Warum ein Generalangriff für das Kapital notwendig ist

2. Die herrschende Klasse hat mit der neuen Regierung jene politische Exekutive erhalten, die es wollte. Sie soll möglichst rasch einen strategischen Angriff auf die Arbeiterklasse - also auch auf zentrale Teile der Arbeiteraristokratie - durchführen. Zentrale Elemente dieses Angriffs werden sein:

Massenentlassungen in der Privatwirtschaft, besonders in der Industrie, aber auch im Öffentlichen Dienst;

Angriffe auf soziale Sicherungssysteme, staatliche Leistungen, kommunale Einrichtungen, das Bildungswesen usw.;

Fortsetzung und Verschärfung der Privatisierung;

Angriffe auf wichtige Rechte der Lohnabhängigen (z.B. Kündigungsschutz);

Zerstörung der bestehenden Macht der Gewerkschaften und der Arbeiterbürokratie auf nationaler Ebene;

Erhöhungen der Massensteuern bei gleichzeitiger Entlastung von Unternehmen und „Leistungsträgern“;

Sicherung großer Konzerne, die von strategischer Bedeutung für den deutschen Imperialismus und das Finanzkapital sind, auf Kosten der Arbeiterklasse, ja der gesamten Gesellschaft (z.B. Atomwirtschaft, Rüstung).

3. Zugleich wird die Politik der Bildung eines europäischen imperialistischen Blocks unter deutsch-französischer Führung fortgesetzt, Militarisierung und Interventionspolitik fortgeschrieben und intensiviert.

4. Diese Entwicklung findet vor dem Hintergrund einer historischen Krisenperiode des Kapitalismus statt. Das Ende der Rezession (die selbst rasch neu Aufflammen kann) bedeutet keineswegs eine Beseitigung der Krisenursachen, noch ihrer Folgen wie massive Überakkumulation von Kapital, Überkapazitäten, verschärfte Konkurrenz. Die „Rettungsmaßnahmen“ für das Finanzkapital haben vielmehr zum Wachsen einer neuen Spekulationsblase geführt, die früher oder später erneut zerplatzen muss.

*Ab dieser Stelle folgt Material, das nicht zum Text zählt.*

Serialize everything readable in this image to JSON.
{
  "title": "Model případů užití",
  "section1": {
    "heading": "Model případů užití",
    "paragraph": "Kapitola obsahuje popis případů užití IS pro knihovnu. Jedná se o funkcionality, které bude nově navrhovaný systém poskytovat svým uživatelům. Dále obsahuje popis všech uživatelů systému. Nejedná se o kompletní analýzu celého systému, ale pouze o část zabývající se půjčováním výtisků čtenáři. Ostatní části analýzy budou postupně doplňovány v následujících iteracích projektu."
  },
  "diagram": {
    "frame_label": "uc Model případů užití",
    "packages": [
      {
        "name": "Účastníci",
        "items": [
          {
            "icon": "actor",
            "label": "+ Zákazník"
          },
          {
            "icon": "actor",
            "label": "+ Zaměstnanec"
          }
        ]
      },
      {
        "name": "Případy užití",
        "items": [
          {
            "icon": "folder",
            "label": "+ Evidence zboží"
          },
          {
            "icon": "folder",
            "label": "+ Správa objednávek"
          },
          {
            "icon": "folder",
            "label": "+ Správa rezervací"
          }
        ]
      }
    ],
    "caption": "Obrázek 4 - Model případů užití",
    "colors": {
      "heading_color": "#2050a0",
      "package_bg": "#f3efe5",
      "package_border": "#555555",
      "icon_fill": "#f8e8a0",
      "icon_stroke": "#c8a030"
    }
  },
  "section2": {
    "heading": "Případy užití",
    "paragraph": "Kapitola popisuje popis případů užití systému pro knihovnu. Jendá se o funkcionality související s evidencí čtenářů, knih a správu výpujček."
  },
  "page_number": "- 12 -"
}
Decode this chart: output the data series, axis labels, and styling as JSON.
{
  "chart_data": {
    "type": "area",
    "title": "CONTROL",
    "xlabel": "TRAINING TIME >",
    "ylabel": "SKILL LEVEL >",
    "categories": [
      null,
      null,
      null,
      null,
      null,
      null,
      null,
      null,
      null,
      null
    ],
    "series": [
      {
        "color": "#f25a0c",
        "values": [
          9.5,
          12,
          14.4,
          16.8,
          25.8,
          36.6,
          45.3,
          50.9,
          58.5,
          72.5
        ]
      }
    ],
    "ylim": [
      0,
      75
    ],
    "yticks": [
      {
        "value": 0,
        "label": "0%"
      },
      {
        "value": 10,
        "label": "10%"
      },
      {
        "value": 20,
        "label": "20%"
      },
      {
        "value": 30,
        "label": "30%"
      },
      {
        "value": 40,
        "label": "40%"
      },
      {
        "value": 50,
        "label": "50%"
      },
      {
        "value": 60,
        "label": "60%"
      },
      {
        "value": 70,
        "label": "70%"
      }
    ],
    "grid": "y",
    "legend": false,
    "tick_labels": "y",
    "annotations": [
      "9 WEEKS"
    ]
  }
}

Vor allem aber hat der Zusammenbruch der Globalisierungsordnung, die massive Schwächung der US-Vorherrschaft eine neue Periode eröffnet, die von einem immer schärferen Aufbrechen der Gegensätze zwischen den imperialistischen Mächten auf ökonomischer, politischer, diplomatischer und letztlich militärischer Ebene gekennzeichnet sein wird.

5. All das bedeutet, dass die herrschende Klasse in Deutschland die „eigene“ Arbeiterklasse angreifen muss, wie nie seit der Etablierung der Nachkriegsordnung Ende der 1940er Jahre.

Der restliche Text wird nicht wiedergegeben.